A Quiet Subversion

With the right frame of mind you can find peace anywhere, anytime.


| Spring 2016



Koan

It strikes me that the real essence of reclusion has more to do with a fundamental quality of separation than it does with holing up in a backcountry shack or a monastery cell.

Photo by Flickr/Nauright

Let me start by saying that I am not some sort of all-star recluse. I live in a cramped apartment with four other roommates, one of whom is my girlfriend, in a busy section of San Francisco, the most tech-crazed, screen-dazed, app-happy city in the world. I have a laptop that I use five or six days a week. I have several episodes of Seinfeld loosely memorized. I have a bank account and a library card. I even have a habit of feeding the neighbor’s cat little flakes of tuna from time to time.

But let me also say that I don’t own, and have never owned, a cell phone. And that on Super Bowl Sunday I took a 25-mile hike and watched coyotes instead of commercials. And that when Osama bin Laden was shot I didn’t hear about it until a full three weeks after the fact. And that all my heroes are iconoclasts who turned their backs and at least partially walked away from “the red dust of civilization.”

Some folks read the newspaper with their morning coffee—the New York Times, the Wall Street Journal. I prefer to gulp mine down with ancient Ch’an recluse poetry.

Am I out of the loop? Well, that depends. As William Carlos Williams wrote, “It is difficult / to get the news from poems / yet men die miserably every day / for lack / of what is found there.” I’d argue that I’m in the loop, the loop that Hsieh Ling-yun and Meng Hao-jan and Wang Wei and Han Shan and Su Tung-P’o and Shih-wu and countless others call home. It’s a bigger loop, an older loop, a far more stable and enduring loop. Dating back 3,200 years, the Chinese poetic tradition represents the longest continuous literary movement in world history.

I think of my reading as drawing water from some bottomless, timeless well. In goes the bucket. The rope slides through my hands. I’m sitting on the couch in the living room, the French press on the coffee table, a book open in my lap, a chipped mug balanced on my knee. The city is asleep all around me. The sun is asleep beyond the earth’s curve. And now up comes a cherry tree in blossom, the tolling of a distant bell, a burning stick of incense, a small man in a wooden boat on a perfectly calm lake at dusk. The images are plain and clear, refreshing. I drink deeply, then lower the bucket for more.

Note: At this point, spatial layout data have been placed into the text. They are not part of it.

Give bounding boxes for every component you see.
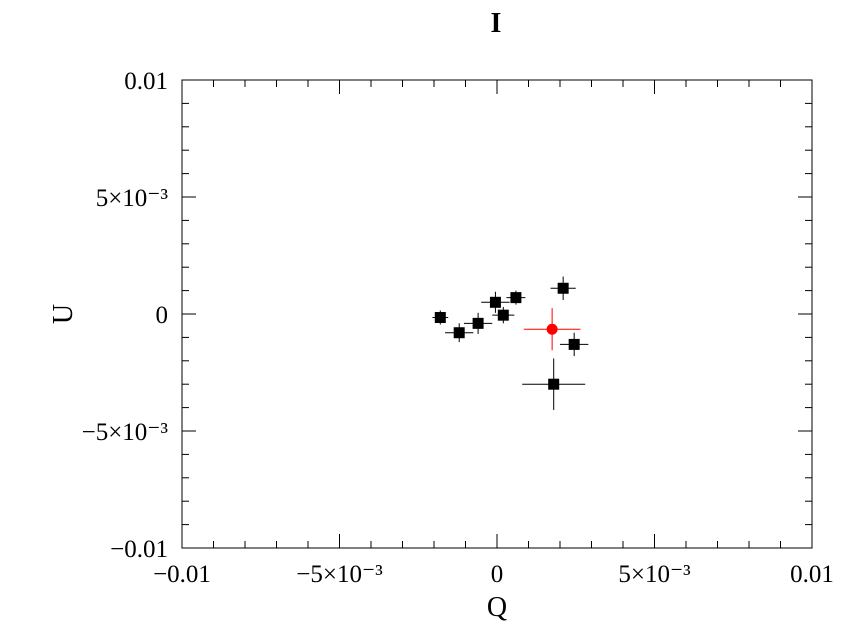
y-axis-label: U bbox=[48, 304, 79, 324]
chart-title: I bbox=[491, 8, 502, 39]
data-point bbox=[522, 358, 586, 410]
square-marker bbox=[568, 338, 580, 350]
data-point bbox=[492, 306, 515, 324]
square-marker bbox=[489, 296, 501, 308]
axis-ticks bbox=[181, 79, 813, 549]
x-tick-label: 0.01 bbox=[790, 561, 834, 588]
x-tick-label: 0 bbox=[491, 561, 504, 588]
y-tick-label: 5×10⁻³ bbox=[96, 185, 169, 212]
square-marker bbox=[434, 312, 446, 324]
x-tick-label: −0.01 bbox=[153, 561, 211, 588]
x-tick-label: −5×10⁻³ bbox=[296, 561, 383, 588]
data-point bbox=[481, 291, 510, 313]
y-tick-labels: 0.01 5×10⁻³ 0 −5×10⁻³ −0.01 bbox=[82, 68, 169, 563]
x-tick-labels: −0.01 −5×10⁻³ 0 5×10⁻³ 0.01 bbox=[153, 561, 834, 588]
square-marker bbox=[472, 317, 484, 329]
data-point bbox=[550, 276, 576, 300]
data-points bbox=[432, 276, 589, 410]
y-tick-label: 0 bbox=[156, 302, 169, 329]
data-point bbox=[523, 308, 581, 351]
y-tick-label: 0.01 bbox=[124, 68, 168, 95]
data-point bbox=[445, 323, 474, 343]
y-tick-label: −0.01 bbox=[110, 536, 168, 563]
data-point bbox=[463, 312, 493, 334]
x-tick-label: 5×10⁻³ bbox=[618, 561, 691, 588]
x-axis-label: Q bbox=[487, 592, 507, 623]
y-tick-label: −5×10⁻³ bbox=[82, 419, 169, 446]
circle-marker bbox=[546, 323, 558, 335]
square-marker bbox=[510, 292, 522, 304]
square-marker bbox=[497, 309, 509, 321]
data-point bbox=[506, 290, 526, 305]
square-marker bbox=[453, 327, 465, 339]
plot-frame bbox=[181, 79, 813, 549]
data-point bbox=[560, 332, 589, 357]
square-marker bbox=[557, 282, 569, 294]
square-marker bbox=[548, 378, 560, 390]
data-point bbox=[432, 310, 449, 325]
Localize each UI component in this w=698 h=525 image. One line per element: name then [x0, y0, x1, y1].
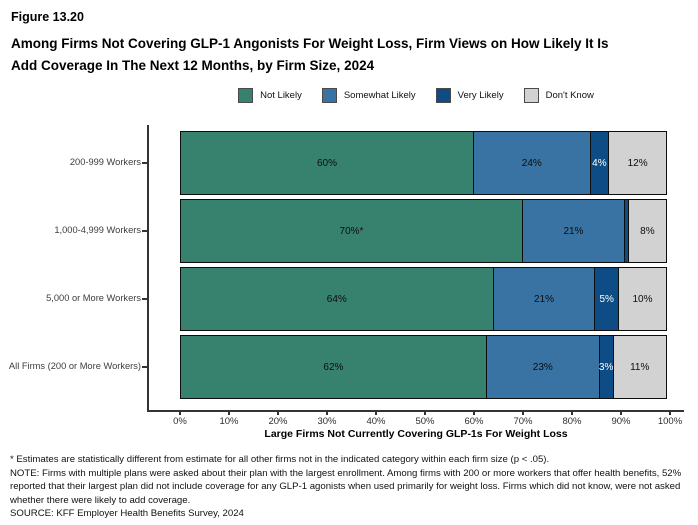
legend-label: Somewhat Likely: [343, 89, 416, 101]
legend-item: Somewhat Likely: [321, 87, 416, 103]
footnote-note: NOTE: Firms with multiple plans were ask…: [10, 467, 682, 506]
bar-segment-label: 64%: [326, 293, 347, 305]
x-tick: [669, 411, 671, 415]
x-tick: [179, 411, 181, 415]
x-tick: [620, 411, 622, 415]
y-tick: [142, 366, 147, 368]
bar-segment-label: 23%: [532, 361, 553, 373]
bar-row: 64% 21% 5% 10%: [180, 267, 670, 331]
bar-segment-label: 8%: [640, 225, 655, 237]
bar-segment: 4%: [589, 131, 610, 195]
x-tick: [228, 411, 230, 415]
y-tick: [142, 162, 147, 164]
bar-segment-label: 24%: [521, 157, 542, 169]
bar-segment: 70%*: [180, 199, 523, 263]
bar-segment-label: 62%: [323, 361, 344, 373]
bar-segment: 5%: [594, 267, 619, 331]
x-tick-label: 0%: [173, 416, 187, 427]
x-tick-label: 100%: [657, 416, 683, 427]
bar-segment: 62%: [180, 335, 487, 399]
bar-segment: 10%: [617, 267, 667, 331]
bar-segment: 24%: [473, 131, 591, 195]
y-tick: [142, 298, 147, 300]
legend-label: Very Likely: [457, 89, 504, 101]
bar-segment: 11%: [612, 335, 667, 399]
legend-item: Don't Know: [523, 87, 594, 103]
x-tick: [473, 411, 475, 415]
bar-segment-label: 21%: [534, 293, 555, 305]
bar-segment-label: 10%: [632, 293, 653, 305]
chart-title-line-1: Among Firms Not Covering GLP-1 Angonists…: [11, 36, 609, 51]
legend-swatch: [321, 87, 337, 103]
bar-segment: 60%: [180, 131, 474, 195]
x-tick-label: 70%: [513, 416, 533, 427]
bar-segment-label: 21%: [563, 225, 584, 237]
x-tick-label: 30%: [317, 416, 337, 427]
footnotes: * Estimates are statistically different …: [10, 453, 688, 521]
chart-header: Figure 13.20 Among Firms Not Covering GL…: [11, 10, 691, 77]
category-label: All Firms (200 or More Workers): [8, 361, 141, 371]
category-label: 200-999 Workers: [69, 157, 141, 167]
bar-segment-label: 5%: [599, 293, 614, 305]
x-tick: [424, 411, 426, 415]
bar-segment: 21%: [492, 267, 596, 331]
x-tick-label: 40%: [366, 416, 386, 427]
bar-segment-label: 4%: [592, 157, 607, 169]
chart-title-line-2: Add Coverage In The Next 12 Months, by F…: [11, 58, 375, 73]
figure-label: Figure 13.20: [11, 10, 84, 24]
legend-swatch: [523, 87, 539, 103]
x-tick: [571, 411, 573, 415]
x-tick-label: 50%: [415, 416, 435, 427]
x-tick: [522, 411, 524, 415]
x-tick: [375, 411, 377, 415]
x-tick-label: 10%: [219, 416, 239, 427]
bar-segment: 3%: [598, 335, 614, 399]
y-axis-line: [147, 125, 149, 411]
y-tick: [142, 230, 147, 232]
legend-swatch: [435, 87, 451, 103]
bar-segment: 23%: [485, 335, 600, 399]
bar-segment-label: 11%: [630, 361, 650, 373]
legend-label: Don't Know: [545, 89, 594, 101]
x-tick-label: 60%: [464, 416, 484, 427]
x-tick-label: 90%: [611, 416, 631, 427]
bar-segment: 12%: [608, 131, 667, 195]
x-tick: [326, 411, 328, 415]
bar-segment-label: 70%*: [339, 225, 364, 237]
x-tick-label: 80%: [562, 416, 582, 427]
bar-segment-label: 60%: [316, 157, 337, 169]
bar-row: 70%* 21% 8%: [180, 199, 670, 263]
bar-row: 62% 23% 3% 11%: [180, 335, 670, 399]
legend-item: Very Likely: [435, 87, 504, 103]
bar-segment-label: 12%: [627, 157, 648, 169]
bar-row: 60% 24% 4% 12%: [180, 131, 670, 195]
category-label: 1,000-4,999 Workers: [54, 225, 141, 235]
x-axis-line: [147, 410, 684, 412]
footnote-asterisk: * Estimates are statistically different …: [10, 454, 550, 465]
x-tick-label: 20%: [268, 416, 288, 427]
bar-segment: 21%: [522, 199, 625, 263]
bar-segment: 64%: [180, 267, 494, 331]
bar-segment-label: 3%: [598, 361, 614, 373]
bar-segment: 8%: [627, 199, 667, 263]
legend-label: Not Likely: [260, 89, 302, 101]
x-tick: [277, 411, 279, 415]
legend: Not Likely Somewhat Likely Very Likely Don'…: [148, 86, 684, 104]
legend-item: Not Likely: [238, 87, 302, 103]
footnote-source: SOURCE: KFF Employer Health Benefits Sur…: [10, 508, 244, 520]
category-label: 5,000 or More Workers: [46, 293, 141, 303]
legend-swatch: [238, 87, 254, 103]
x-axis-title: Large Firms Not Currently Covering GLP-1…: [264, 428, 568, 440]
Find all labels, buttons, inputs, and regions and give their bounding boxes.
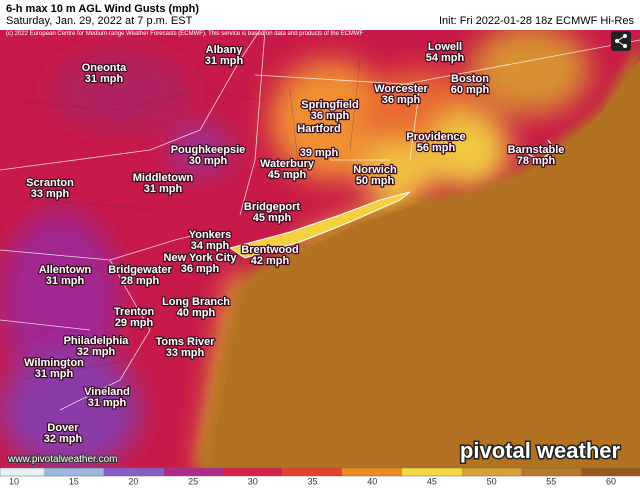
city-name: Boston [451, 73, 489, 85]
colorbar-swatch [163, 468, 223, 476]
city-gust: 32 mph [77, 346, 116, 358]
city-gust: 30 mph [189, 155, 228, 167]
city-gust: 31 mph [144, 183, 183, 195]
init-time: Init: Fri 2022-01-28 18z ECMWF Hi-Res [439, 15, 634, 27]
city-name: Oneonta [82, 62, 127, 74]
city-gust: 56 mph [417, 142, 456, 154]
city-name: Springfield [301, 99, 358, 111]
city-name: Philadelphia [64, 335, 130, 347]
city-name: Scranton [26, 177, 74, 189]
city-gust: 32 mph [44, 433, 83, 445]
share-icon [615, 34, 627, 48]
city-name: Poughkeepsie [171, 144, 246, 156]
city-name: Long Branch [162, 296, 230, 308]
city-gust: 29 mph [115, 317, 154, 329]
city-gust: 42 mph [251, 255, 290, 267]
colorbar-swatch [103, 468, 164, 476]
city-gust: 40 mph [177, 307, 216, 319]
city-gust: 31 mph [205, 55, 244, 67]
colorbar-swatch [342, 468, 403, 476]
city-gust: 50 mph [356, 175, 395, 187]
city-gust: 28 mph [121, 275, 160, 287]
city-gust: 36 mph [311, 110, 350, 122]
city-gust: 45 mph [268, 169, 307, 181]
city-name: Bridgeport [244, 201, 301, 213]
city-gust: 31 mph [88, 397, 127, 409]
colorbar-tick: 15 [69, 476, 79, 486]
city-gust: 31 mph [35, 368, 74, 380]
city-gust: 60 mph [451, 84, 490, 96]
city-gust: 45 mph [253, 212, 292, 224]
watermark-url: www.pivotalweather.com [7, 454, 118, 465]
city-name: Norwich [353, 164, 397, 176]
colorbar-tick: 25 [188, 476, 198, 486]
colorbar-tick: 40 [367, 476, 377, 486]
city-gust: 54 mph [426, 52, 465, 64]
city-gust: 31 mph [85, 73, 124, 85]
city-name: Yonkers [189, 229, 232, 241]
city-gust: 31 mph [46, 275, 85, 287]
map [0, 30, 640, 468]
colorbar-swatch [222, 468, 283, 476]
city-name: Lowell [428, 41, 462, 53]
city-name: New York City [164, 252, 238, 264]
city-name: Providence [406, 131, 465, 143]
city-name: Toms River [155, 336, 215, 348]
city-name: Vineland [84, 386, 130, 398]
city-name: Hartford [297, 123, 340, 135]
city-name: Worcester [374, 83, 428, 95]
city-name: Barnstable [508, 144, 565, 156]
share-button[interactable] [611, 31, 631, 51]
copyright: (c) 2022 European Centre for Medium-rang… [6, 31, 364, 37]
city-name: Trenton [114, 306, 155, 318]
colorbar-swatch [402, 468, 462, 476]
city-name: Wilmington [24, 357, 84, 369]
colorbar-tick: 55 [546, 476, 556, 486]
colorbar-swatch [461, 468, 522, 476]
colorbar-tick: 10 [9, 476, 19, 486]
colorbar-swatch [0, 468, 44, 476]
colorbar-frame [0, 467, 640, 477]
colorbar-swatch [282, 468, 343, 476]
city-gust: 36 mph [181, 263, 220, 275]
city-name: Albany [206, 44, 244, 56]
colorbar-swatch [521, 468, 582, 476]
city-name: Brentwood [241, 244, 298, 256]
title: 6-h max 10 m AGL Wind Gusts (mph) [6, 3, 199, 15]
colorbar-tick: 30 [248, 476, 258, 486]
city-gust: 36 mph [382, 94, 421, 106]
watermark-brand: pivotal weather [460, 438, 621, 463]
city-gust: 33 mph [31, 188, 70, 200]
colorbar-tick: 35 [307, 476, 317, 486]
colorbar-swatch [581, 468, 640, 476]
city-name: Dover [47, 422, 79, 434]
subtitle: Saturday, Jan. 29, 2022 at 7 p.m. EST [6, 15, 193, 27]
colorbar-swatch [43, 468, 104, 476]
city-gust: 34 mph [191, 240, 230, 252]
city-gust: 33 mph [166, 347, 205, 359]
colorbar-tick: 20 [128, 476, 138, 486]
colorbar-tick: 50 [487, 476, 497, 486]
city-name: Bridgewater [108, 264, 172, 276]
city-name: Middletown [133, 172, 194, 184]
city-gust: 39 mph [300, 147, 339, 159]
city-gust: 78 mph [517, 155, 556, 167]
colorbar-tick: 45 [427, 476, 437, 486]
city-name: Allentown [39, 264, 92, 276]
city-name: Waterbury [260, 158, 315, 170]
colorbar-tick: 60 [606, 476, 616, 486]
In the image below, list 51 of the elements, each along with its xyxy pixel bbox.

So here’s the question: What exactly am I? What do we call a guy who practices waking before dawn and getting jazzed on caffeine and Buddhist nature poetry? A guy who loves how the wisdom of simplifying and slowing down and not buying useless junk resonates across the centuries? A guy who has been awake for hours, sitting in silence, and is just now hearing the first screaming police sirens of a brand new day? What do we call a guy who closes the book of poems and opens his computer and talks with his girlfriend and has Seinfeld lines running through his head? A guy who loses his library card and curses a blue streak? A guy who has taken no vows and owns no prayer beads?